Even worse, said Drake, he is seeing attacks that persist for many days, sometimes weeks.
Akamai's Bolstridge agreed.
“We are continuing to see DDoS attack against our financial services customers. DDoS attacks are not what they were a year ago – they now are more isolated – but they are still happening,” he said.
Bolstridge added that, in his view, DDoS attackers “are looking for softer targets. They know the big banks are well defended. Credit unions are largely undefended.”
As for why many credit unions are defenseless, experts said many believe they had safeguards, but often they are wrong. The credit unions believe they already are defended, between their firewalls and also via defenses provided by their Internet Service Providers; but, said experts, those defenses are not adequate to ward off concerted, sophisticated attacks.
Back up a step: Exactly what is DDoS? It means Distributed Denial of Service and, in its early days, it involved flooding a website – say online banking – with vastly more traffic than the site could handle. Responses got sluggish, then they often stopped altogether.
In a next phase of DDoS, the attackers used an organization's own computers against itself, by flooding the site with low bandwidth requests for high bandwidth responses; say, requesting password resets for non-existent accounts, or perhaps requests for large PDF files. Either way, the servers exhausted themselves dealing with nonsense.

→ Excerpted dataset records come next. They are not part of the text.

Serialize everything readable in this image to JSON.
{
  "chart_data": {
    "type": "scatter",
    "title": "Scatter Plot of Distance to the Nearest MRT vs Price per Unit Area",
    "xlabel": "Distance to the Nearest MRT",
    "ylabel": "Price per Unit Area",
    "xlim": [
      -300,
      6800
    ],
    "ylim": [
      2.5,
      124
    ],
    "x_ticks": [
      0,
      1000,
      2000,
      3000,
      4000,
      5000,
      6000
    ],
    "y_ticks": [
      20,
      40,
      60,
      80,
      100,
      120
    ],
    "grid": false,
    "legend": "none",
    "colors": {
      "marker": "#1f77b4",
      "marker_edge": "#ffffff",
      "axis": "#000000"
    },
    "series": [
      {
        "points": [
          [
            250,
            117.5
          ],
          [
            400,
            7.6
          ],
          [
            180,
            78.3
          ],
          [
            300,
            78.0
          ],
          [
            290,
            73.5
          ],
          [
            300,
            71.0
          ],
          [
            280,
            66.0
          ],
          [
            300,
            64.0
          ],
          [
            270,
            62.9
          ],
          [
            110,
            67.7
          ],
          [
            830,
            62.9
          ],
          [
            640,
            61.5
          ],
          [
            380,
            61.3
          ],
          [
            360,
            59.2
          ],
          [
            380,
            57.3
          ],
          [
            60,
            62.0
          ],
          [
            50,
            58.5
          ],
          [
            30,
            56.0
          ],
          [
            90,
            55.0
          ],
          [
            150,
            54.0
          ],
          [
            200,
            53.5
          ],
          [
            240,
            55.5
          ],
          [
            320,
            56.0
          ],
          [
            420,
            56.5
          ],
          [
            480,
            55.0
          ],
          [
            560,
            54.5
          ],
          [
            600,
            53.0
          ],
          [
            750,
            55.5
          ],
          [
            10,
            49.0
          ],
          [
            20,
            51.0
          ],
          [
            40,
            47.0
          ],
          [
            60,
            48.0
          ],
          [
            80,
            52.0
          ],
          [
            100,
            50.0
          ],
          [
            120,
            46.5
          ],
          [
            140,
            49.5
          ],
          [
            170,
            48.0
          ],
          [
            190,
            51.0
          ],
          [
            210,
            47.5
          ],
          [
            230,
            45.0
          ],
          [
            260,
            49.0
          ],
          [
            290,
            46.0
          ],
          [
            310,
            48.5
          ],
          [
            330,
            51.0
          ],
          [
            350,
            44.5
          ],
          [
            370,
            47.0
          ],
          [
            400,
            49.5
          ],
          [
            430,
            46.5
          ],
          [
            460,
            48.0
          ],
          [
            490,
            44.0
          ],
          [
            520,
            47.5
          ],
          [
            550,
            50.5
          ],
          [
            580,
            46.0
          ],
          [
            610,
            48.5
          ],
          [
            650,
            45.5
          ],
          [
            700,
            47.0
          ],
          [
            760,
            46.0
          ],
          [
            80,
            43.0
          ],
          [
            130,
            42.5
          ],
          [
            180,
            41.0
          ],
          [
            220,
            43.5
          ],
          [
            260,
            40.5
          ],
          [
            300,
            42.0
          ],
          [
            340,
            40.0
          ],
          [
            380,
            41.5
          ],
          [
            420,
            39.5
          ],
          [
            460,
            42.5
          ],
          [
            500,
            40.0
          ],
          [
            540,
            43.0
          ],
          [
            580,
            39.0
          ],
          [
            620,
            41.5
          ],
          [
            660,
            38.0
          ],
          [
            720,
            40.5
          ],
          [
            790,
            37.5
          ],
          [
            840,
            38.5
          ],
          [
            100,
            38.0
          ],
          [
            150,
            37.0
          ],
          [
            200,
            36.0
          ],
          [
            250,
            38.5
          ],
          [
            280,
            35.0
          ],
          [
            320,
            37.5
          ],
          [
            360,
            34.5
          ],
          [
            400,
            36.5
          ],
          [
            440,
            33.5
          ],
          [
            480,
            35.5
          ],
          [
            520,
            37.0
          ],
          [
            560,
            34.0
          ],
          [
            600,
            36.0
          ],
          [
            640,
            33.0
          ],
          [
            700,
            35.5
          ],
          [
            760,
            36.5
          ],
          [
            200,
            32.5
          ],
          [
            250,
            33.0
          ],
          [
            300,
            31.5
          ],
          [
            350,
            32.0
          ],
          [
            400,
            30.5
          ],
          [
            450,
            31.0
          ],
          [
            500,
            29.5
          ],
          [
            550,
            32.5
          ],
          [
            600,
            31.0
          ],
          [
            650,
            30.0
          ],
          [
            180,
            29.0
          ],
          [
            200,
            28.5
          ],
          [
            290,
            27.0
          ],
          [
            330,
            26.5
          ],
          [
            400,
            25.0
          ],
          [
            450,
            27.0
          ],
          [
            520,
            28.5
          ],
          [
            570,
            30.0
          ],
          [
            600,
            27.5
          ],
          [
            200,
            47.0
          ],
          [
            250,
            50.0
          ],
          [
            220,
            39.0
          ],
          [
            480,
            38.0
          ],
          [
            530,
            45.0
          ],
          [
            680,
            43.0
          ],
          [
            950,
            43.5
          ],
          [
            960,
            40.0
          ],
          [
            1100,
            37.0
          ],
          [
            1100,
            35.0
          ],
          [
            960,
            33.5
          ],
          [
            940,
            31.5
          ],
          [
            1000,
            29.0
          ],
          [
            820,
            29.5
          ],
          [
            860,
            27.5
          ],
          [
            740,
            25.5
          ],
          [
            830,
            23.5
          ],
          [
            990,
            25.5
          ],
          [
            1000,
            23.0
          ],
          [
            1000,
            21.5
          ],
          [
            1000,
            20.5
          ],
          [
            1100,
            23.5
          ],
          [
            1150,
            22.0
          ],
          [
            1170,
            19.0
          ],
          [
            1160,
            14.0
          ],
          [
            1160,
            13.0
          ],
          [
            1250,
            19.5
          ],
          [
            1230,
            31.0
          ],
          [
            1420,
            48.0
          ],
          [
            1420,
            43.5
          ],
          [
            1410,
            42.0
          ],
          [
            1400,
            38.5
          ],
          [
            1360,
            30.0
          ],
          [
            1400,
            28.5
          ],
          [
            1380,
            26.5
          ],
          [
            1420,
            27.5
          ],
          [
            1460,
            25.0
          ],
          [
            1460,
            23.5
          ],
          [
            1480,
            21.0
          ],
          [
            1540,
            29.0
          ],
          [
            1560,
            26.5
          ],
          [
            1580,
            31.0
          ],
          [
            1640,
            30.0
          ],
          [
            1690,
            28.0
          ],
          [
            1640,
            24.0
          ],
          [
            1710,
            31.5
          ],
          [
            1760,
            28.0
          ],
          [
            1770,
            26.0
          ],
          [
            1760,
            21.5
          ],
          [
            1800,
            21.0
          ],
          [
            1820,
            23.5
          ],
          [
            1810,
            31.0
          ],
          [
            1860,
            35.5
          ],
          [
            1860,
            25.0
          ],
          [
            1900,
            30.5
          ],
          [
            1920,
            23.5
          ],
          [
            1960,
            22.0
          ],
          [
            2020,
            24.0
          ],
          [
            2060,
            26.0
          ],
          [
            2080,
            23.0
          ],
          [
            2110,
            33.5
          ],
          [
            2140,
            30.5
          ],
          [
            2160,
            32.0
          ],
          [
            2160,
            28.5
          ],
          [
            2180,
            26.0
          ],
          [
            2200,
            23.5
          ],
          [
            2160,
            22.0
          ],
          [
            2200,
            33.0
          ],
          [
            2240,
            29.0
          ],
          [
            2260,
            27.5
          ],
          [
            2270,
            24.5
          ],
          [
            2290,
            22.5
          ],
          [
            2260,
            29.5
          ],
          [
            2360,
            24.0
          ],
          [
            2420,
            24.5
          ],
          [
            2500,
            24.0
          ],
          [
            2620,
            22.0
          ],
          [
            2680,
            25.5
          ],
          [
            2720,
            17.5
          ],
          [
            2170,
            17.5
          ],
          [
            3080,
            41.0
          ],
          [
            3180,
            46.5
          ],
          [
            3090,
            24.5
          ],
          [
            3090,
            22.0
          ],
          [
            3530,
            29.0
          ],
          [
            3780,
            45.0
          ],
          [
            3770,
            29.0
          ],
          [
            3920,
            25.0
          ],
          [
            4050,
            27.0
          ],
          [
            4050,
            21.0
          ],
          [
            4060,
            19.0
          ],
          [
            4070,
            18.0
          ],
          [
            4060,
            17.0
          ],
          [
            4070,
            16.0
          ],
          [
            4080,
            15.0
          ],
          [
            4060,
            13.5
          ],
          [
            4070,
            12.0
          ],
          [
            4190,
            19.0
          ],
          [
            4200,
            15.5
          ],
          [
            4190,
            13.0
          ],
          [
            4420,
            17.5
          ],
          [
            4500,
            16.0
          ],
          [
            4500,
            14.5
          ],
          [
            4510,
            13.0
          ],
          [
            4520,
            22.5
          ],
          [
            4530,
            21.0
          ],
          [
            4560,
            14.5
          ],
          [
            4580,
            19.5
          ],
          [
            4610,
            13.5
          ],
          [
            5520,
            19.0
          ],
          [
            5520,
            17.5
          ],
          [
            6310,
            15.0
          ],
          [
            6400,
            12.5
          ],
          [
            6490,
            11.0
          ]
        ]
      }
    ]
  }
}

Read more: DDoS attackers can include disgruntled employees and members …
As for who the DDoS players are, experts said that generally they divide into three groups: Hacktivists (people pursuing causes, usually political); disgruntled ex-employees and perhaps also some current employees; and, unhappy members (perhaps turned down for a car loan, or hit with an NSF they dispute).
Credit unions, especially smaller ones, may also face special threats from criminals, said Oscar Wai, a senior product manager at networking and security company Barracuda Networks.
“Larger financial institutions may be targeted by hacktivists or global players, while smaller financial institutions and credit unions will be targeted more by criminal gangs, more often than not being victims of opportunity rather than specifically targeted. Criminals follow the money and focus on loosely defended targets, which make smaller financial institutions and credit unions likely targets for the foreseeable future,” Wai said.
Added Paul Scanlon, a DDoS expert at Juniper Networks, “With larger banks putting adequate DDoS protection measures in place, smaller financial institutions may be viewed as the low-hanging fruit by cyber criminals, putting them at greater risk of being attacked. Smaller (financial institutions) when attacked are also hit much harder due to the smaller staff on hand, and with little or no protection any defense at the time of the attack comes 'too little, too late.'”
The worse news: Increasingly, DDoS can be bought as a service, on a for-hire basis, with fees often as low as $50 per day. Because it is made available as a service, essentially no technical skills are required to deploy it. Pay in advance, point the DDoS attack at a chosen target, and the service does the rest.
That easy availability of DDoS is why many experts insist that credit unions need to find a way to have mitigation tools available.
At what cost? Drake said that through Ongoing Operations fees range from $500 per month to $4,000, depending upon the exact package selected by a credit union.
But credit unions are not necessarily signing up for protections.
Said Drake, “We saw a big rush (of new customers) last year, then it cooled off. A lot of credit unions are still researching solutions and don't really understand A) the problem, and B) solution options.”
Bolstridge sighed, “Yes, the attacks have subsided. But the risks are out there. We are constantly finding criminals probing websites for weaknesses. We are seeing searches that are massive in scope. This is not over. And the criminals know that.”